OURSブログ

社会保険労務士としての日々の業務を行う中で、考えたこと、感じたこと、伝えたいことを綴る代表コラム。

会社が設置しなければならない「相談窓口」

2021-12-27 00:01:09 | 労働法

労働法において事業主に「相談窓口」を設置を義務付けている規定は多いです。相談窓口と一言でいっても内容は何でも受け付けるようにといっているわけではありません。代表的なものを思いつくまま簡単にまとめてみると以下のような感じです。

①パート有期労働法(16条)
「パー トタ イム ・有期雇用労働者の雇用管理の改善等に関する事項に関 し」、その雇用するパー トタ イム ・有期雇用労働者からの相談に応 じ 、適切に対応するために必要な体制を整備 しなければならない。

…ここでは「雇用管理の改善等に関する事項」としています。なお、パート・有期労働法では有期契約での労働契約締結時や更新時に労基法で定める労働条件の絶対的明示事項に加えて特定事項として「昇給の有無・退職手当の有無・賞与の有無と『相談窓口』」を明示するように定められています。

②労働施策総合推進法(30条の2・指針)
「職場において⾏われる優越的な関係を背景とした⾔動であって、業務上必要かつ相当な範囲を超えたもの(いわゆるパワハラ)」に対する相談窓口設置義務

③男女雇用機会均等法(11条1項)
「職場において⾏われる性的な⾔動に対するもの(いわゆるセクハラハラ)」に対する相談窓口設置義務

④男女雇用機会均等法(11条の3)、育児介護休業法(25条)
「職場において行われるその雇用する女性労働者に対する当該女性労働者が妊娠したこと、出産したこと、産前産後の休業を請求し、又は休業をしたこと(いわゆるマタハラ)」に対する相談窓口の設置義務

…②~④については、以下の通り一元的な相談体制の整備することとされています。
・ 職場におけるパワーハラスメント、セクシュアルハラスメント及び妊娠・出産・育児休業等に関するハラスメントはそれぞれ⼜はその他のハラスメントと複合的に生じることも想定されことから、あらゆるハラスメントの相談について⼀元的に応じることのできる体制を整備すること。

⑤障害者雇用促進法(36条の4)
「障害者でない労働者との均等な待遇の確保又は障害者である労働者の有する能力の有効な発揮の支障となつている事情を改善するため」に対する相談窓口の設置義務

⑥36協定で定める労働時間の延長及び休日労働について留意すべき事項等に関する指針(8条)
「限度時間を超えて労働させる労働者に対する健康及び福祉を確保するための措置について、次に掲げるもののうちから協定することが望ましいことに留意しなければならない。 (7号)心とからだの健康問題についての相談窓口を設置すること。」…特別条項を採用する際の選択肢の一つ。

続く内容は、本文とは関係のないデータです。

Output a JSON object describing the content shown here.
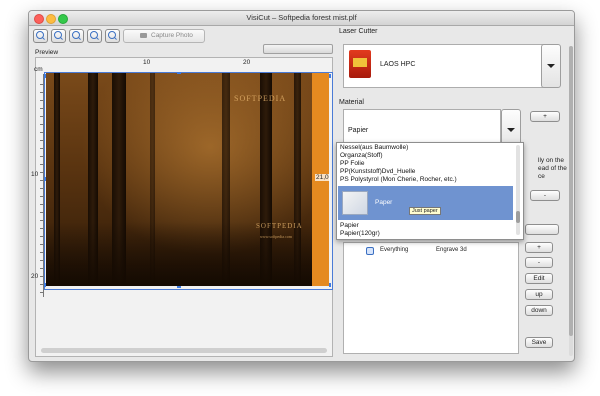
{
  "window": {
    "title": "VisiCut – Softpedia forest mist.plf"
  },
  "toolbar": {
    "capture_label": "Capture Photo"
  },
  "preview": {
    "label": "Preview",
    "unit": "cm",
    "ruler_h": [
      "10",
      "20"
    ],
    "ruler_v": [
      "10",
      "20"
    ],
    "width_readout": "21,0",
    "watermark": "SOFTPEDIA",
    "watermark_small": "www.softpedia.com"
  },
  "right": {
    "laser_cutter_heading": "Laser Cutter",
    "laser_cutter_value": "LAOS HPC",
    "material_heading": "Material",
    "material_value": "Papier",
    "plus_label": "+",
    "minus_label": "-",
    "partial_text": [
      "lly on the",
      "ead of the",
      "ce"
    ],
    "material_options": [
      "Nessel(aus Baumwolle)",
      "Organza(Stoff)",
      "PP Folie",
      "PP(Kunststoff)Dvd_Huelle",
      "PS Polystyrol (Mon Cherie, Rocher, etc.)"
    ],
    "selected_option": "Paper",
    "selected_tooltip": "Just paper",
    "after_options": [
      "Papier",
      "Papier(120gr)"
    ],
    "row_everything": "Everything",
    "row_engrave": "Engrave 3d",
    "buttons": {
      "add": "+",
      "remove": "-",
      "edit": "Edit",
      "up": "up",
      "down": "down",
      "save": "Save"
    }
  }
}
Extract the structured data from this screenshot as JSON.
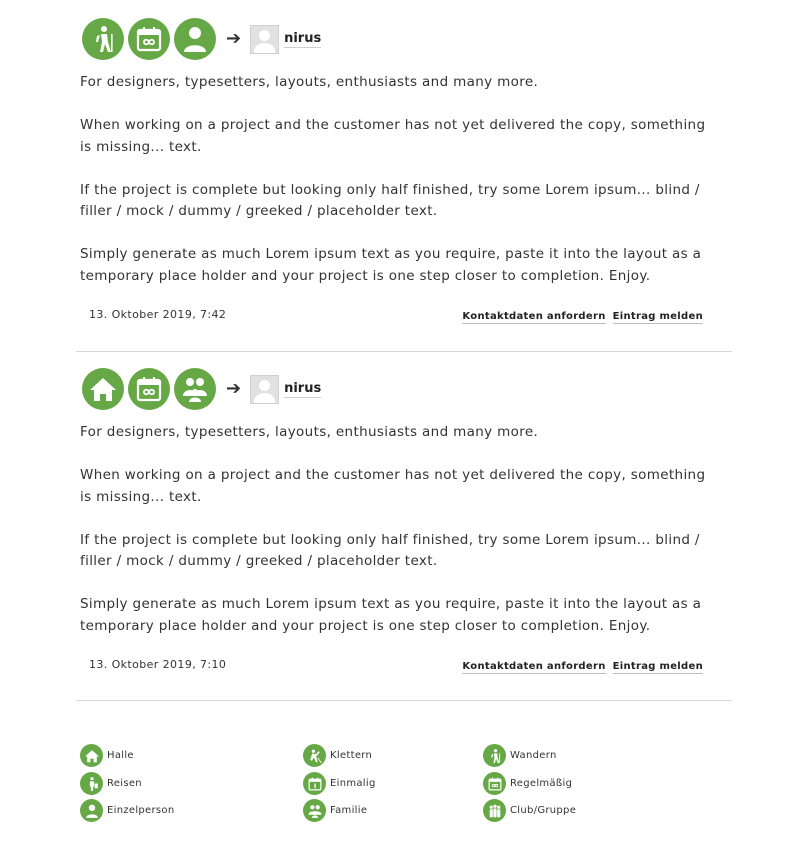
{
  "posts": [
    {
      "category_icons": [
        "hiking-icon",
        "calendar-infinity-icon",
        "single-person-icon"
      ],
      "author": "nirus",
      "paragraphs": [
        "For designers, typesetters, layouts, enthusiasts and many more.",
        "When working on a project and the customer has not yet delivered the copy, something is missing... text.",
        "If the project is complete but looking only half finished, try some Lorem ipsum... blind / filler / mock / dummy / greeked / placeholder text.",
        "Simply generate as much Lorem ipsum text as you require, paste it into the layout as a temporary place holder and your project is one step closer to completion. Enjoy."
      ],
      "date": "13. Oktober 2019, 7:42",
      "contact_link": "Kontaktdaten anfordern",
      "report_link": "Eintrag melden"
    },
    {
      "category_icons": [
        "house-icon",
        "calendar-infinity-icon",
        "family-icon"
      ],
      "author": "nirus",
      "paragraphs": [
        "For designers, typesetters, layouts, enthusiasts and many more.",
        "When working on a project and the customer has not yet delivered the copy, something is missing... text.",
        "If the project is complete but looking only half finished, try some Lorem ipsum... blind / filler / mock / dummy / greeked / placeholder text.",
        "Simply generate as much Lorem ipsum text as you require, paste it into the layout as a temporary place holder and your project is one step closer to completion. Enjoy."
      ],
      "date": "13. Oktober 2019, 7:10",
      "contact_link": "Kontaktdaten anfordern",
      "report_link": "Eintrag melden"
    }
  ],
  "legend": {
    "halle": "Halle",
    "klettern": "Klettern",
    "wandern": "Wandern",
    "reisen": "Reisen",
    "einmalig": "Einmalig",
    "regelmaessig": "Regelmäßig",
    "einzelperson": "Einzelperson",
    "familie": "Familie",
    "club": "Club/Gruppe"
  },
  "colors": {
    "accent": "#66a846",
    "text": "#333333",
    "divider": "#d6d6d6"
  }
}
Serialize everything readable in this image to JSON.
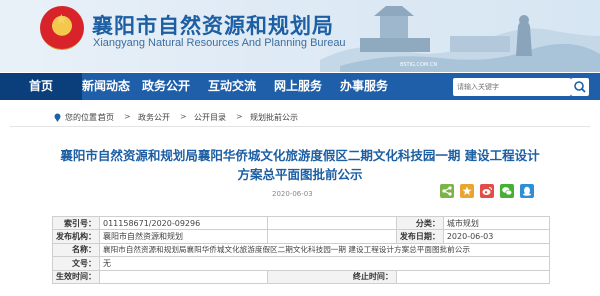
{
  "header": {
    "title": "襄阳市自然资源和规划局",
    "subtitle": "Xiangyang Natural Resources And Planning Bureau",
    "watermark": "BSTIG.COM.CN"
  },
  "nav": {
    "items": [
      {
        "label": "首页",
        "active": true
      },
      {
        "label": "新闻动态",
        "active": false
      },
      {
        "label": "政务公开",
        "active": false
      },
      {
        "label": "互动交流",
        "active": false
      },
      {
        "label": "网上服务",
        "active": false
      },
      {
        "label": "办事服务",
        "active": false
      }
    ],
    "search_placeholder": "请输入关键字"
  },
  "breadcrumb": {
    "prefix": "您的位置：",
    "items": [
      "首页",
      "政务公开",
      "公开目录",
      "规划批前公示"
    ],
    "separator": ">"
  },
  "article": {
    "title_line1": "襄阳市自然资源和规划局襄阳华侨城文化旅游度假区二期文化科技园一期 建设工程设计",
    "title_line2": "方案总平面图批前公示",
    "date": "2020-06-03",
    "share_icons": [
      "share-icon",
      "qzone-icon",
      "weibo-icon",
      "wechat-icon",
      "qq-icon"
    ],
    "share_colors": [
      "#7bb54a",
      "#e8a530",
      "#e24d46",
      "#45b035",
      "#2d8fd5"
    ]
  },
  "meta": {
    "index_label": "索引号：",
    "index_value": "011158671/2020-09296",
    "category_label": "分类：",
    "category_value": "城市规划",
    "issuer_label": "发布机构：",
    "issuer_value": "襄阳市自然资源和规划",
    "date_label": "发布日期：",
    "date_value": "2020-06-03",
    "name_label": "名称：",
    "name_value": "襄阳市自然资源和规划局襄阳华侨城文化旅游度假区二期文化科技园一期 建设工程设计方案总平面图批前公示",
    "docno_label": "文号：",
    "docno_value": "无",
    "effective_label": "生效时间：",
    "effective_value": "",
    "expire_label": "终止时间：",
    "expire_value": ""
  }
}
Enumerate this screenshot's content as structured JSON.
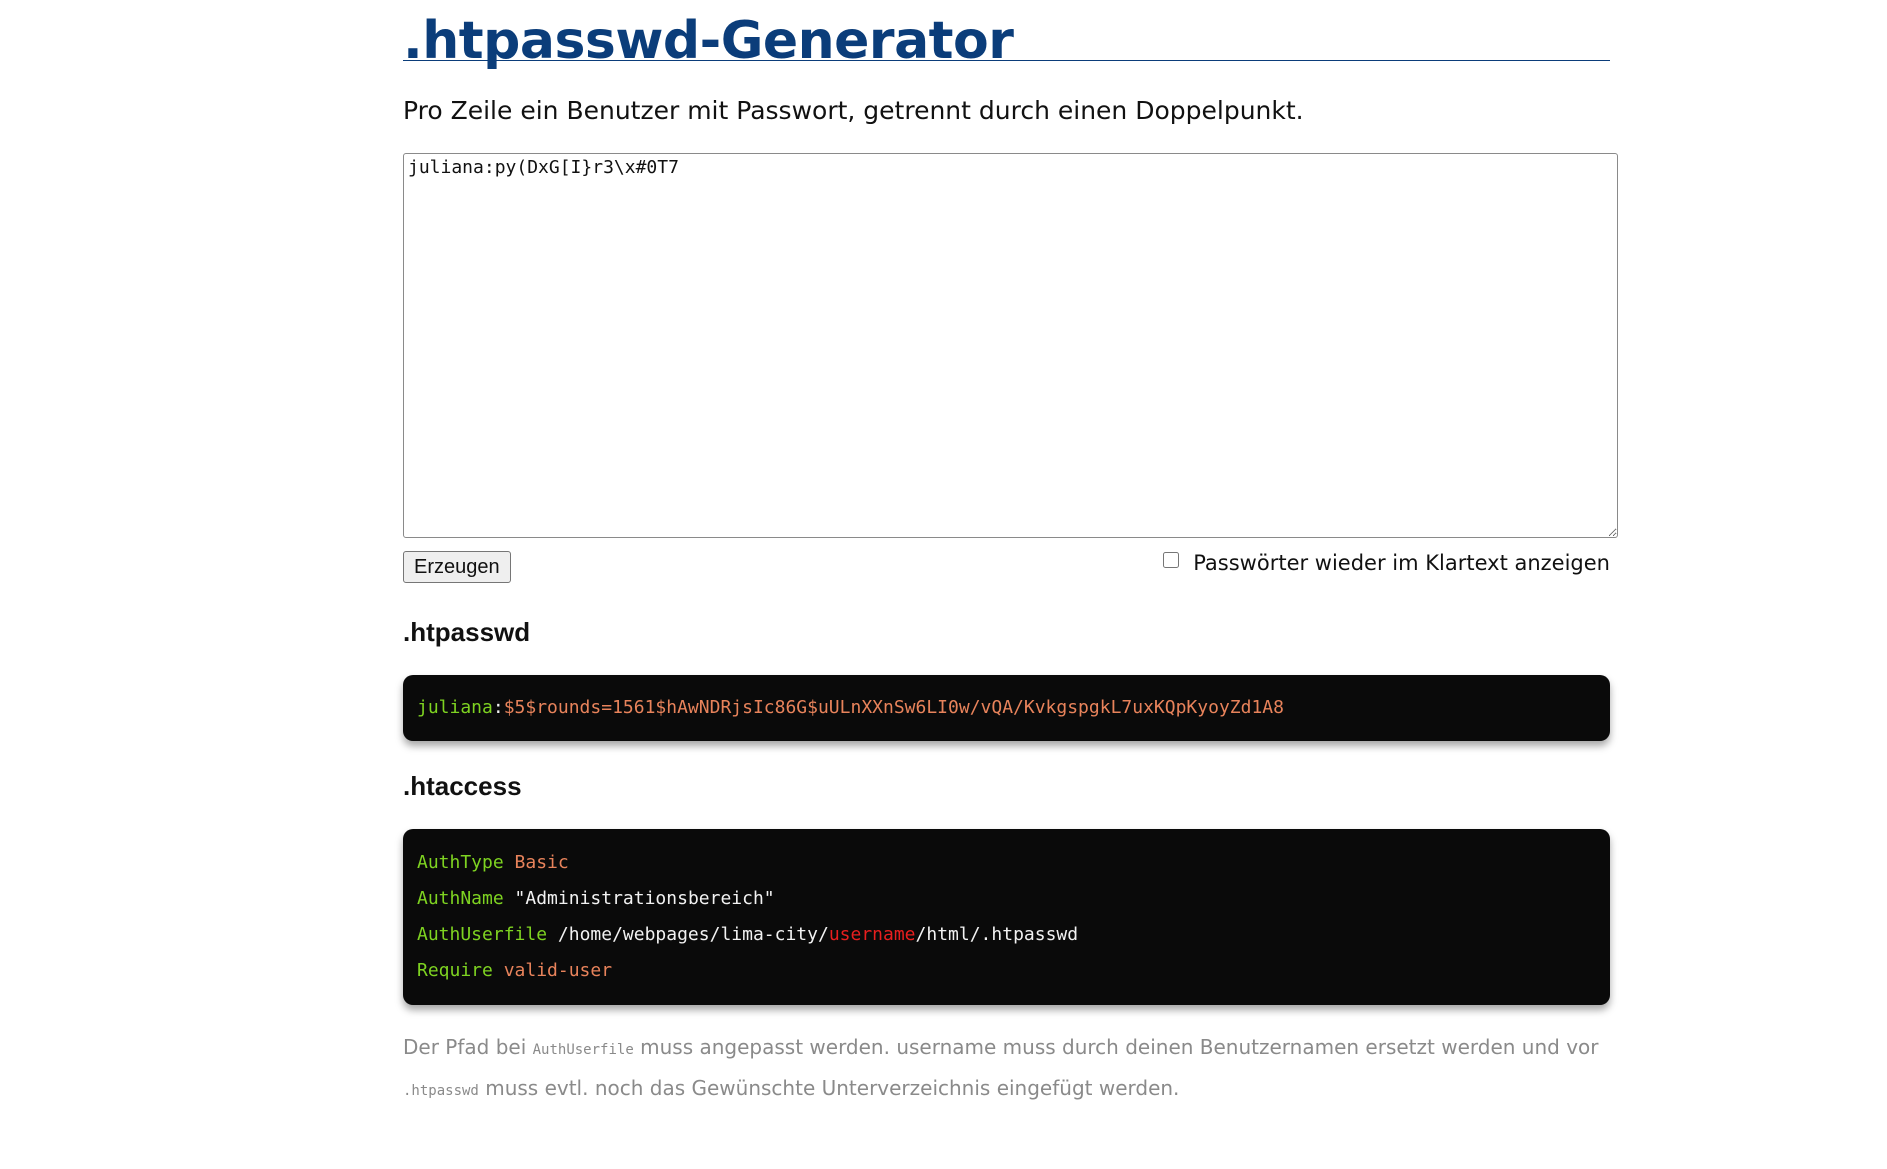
{
  "page": {
    "title": ".htpasswd-Generator",
    "intro": "Pro Zeile ein Benutzer mit Passwort, getrennt durch einen Doppelpunkt."
  },
  "form": {
    "textarea_value": "juliana:py(DxG[I}r3\\x#0T7",
    "submit_label": "Erzeugen",
    "show_plaintext_label": "Passwörter wieder im Klartext anzeigen",
    "show_plaintext_checked": false
  },
  "htpasswd": {
    "heading": ".htpasswd",
    "user": "juliana",
    "separator": ":",
    "hash": "$5$rounds=1561$hAwNDRjsIc86G$uULnXXnSw6LI0w/vQA/KvkgspgkL7uxKQpKyoyZd1A8"
  },
  "htaccess": {
    "heading": ".htaccess",
    "lines": [
      {
        "key": "AuthType",
        "value": "Basic"
      },
      {
        "key": "AuthName",
        "value": "\"Administrationsbereich\""
      },
      {
        "key": "AuthUserfile",
        "path_before": "/home/webpages/lima-city/",
        "path_highlight": "username",
        "path_after": "/html/.htpasswd"
      },
      {
        "key": "Require",
        "value": "valid-user"
      }
    ]
  },
  "note": {
    "part1": "Der Pfad bei ",
    "code1": "AuthUserfile",
    "part2": " muss angepasst werden. username muss durch deinen Benutzernamen ersetzt werden und vor ",
    "code2": ".htpasswd",
    "part3": " muss evtl. noch das Gewünschte Unterverzeichnis eingefügt werden."
  },
  "colors": {
    "title": "#0b3d7a",
    "code_background": "#0a0a0a",
    "code_keyword": "#7ed321",
    "code_value": "#e8835b",
    "code_highlight": "#e81e1e",
    "note_text": "#8a8a8a"
  }
}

相談窓口の設置義務はさらに増える予定であり、相談にのれる人材育成にも企業は力を入れる必要がありそうです。

クリスマスも終わり、OURSも年内の出勤はあと2日となりました。今年もコロナの感染拡大が収まらなかったため、特に前半は在宅勤務も多く、お蔭さまでだいぶ働き方改革も定着した感がある1年になりました。ここ1、2年で採用したメンバーもだんだん事務所で役割を持ち活躍を始めており、事務所に安定感が出てきたと感じます。来年はさらにデジタル化の急速な進行に合わせて業務も変化していくと思われ、ちょっとワクワクしています。新たな取り組みを積極的に行いつつ、顧問先企業のニーズにこたえられるよう精進したいと考えています。

いつもブログを読んでいただいている皆様に心より感謝いたしますとともに、皆様にとって来年がさらに幸せな1年になりますよう祈念いたします。本年も有難うございました。健康に留意して新たな年を元気に迎えましょう!

※来週はお正月なのでブログをお休みさせて頂きます。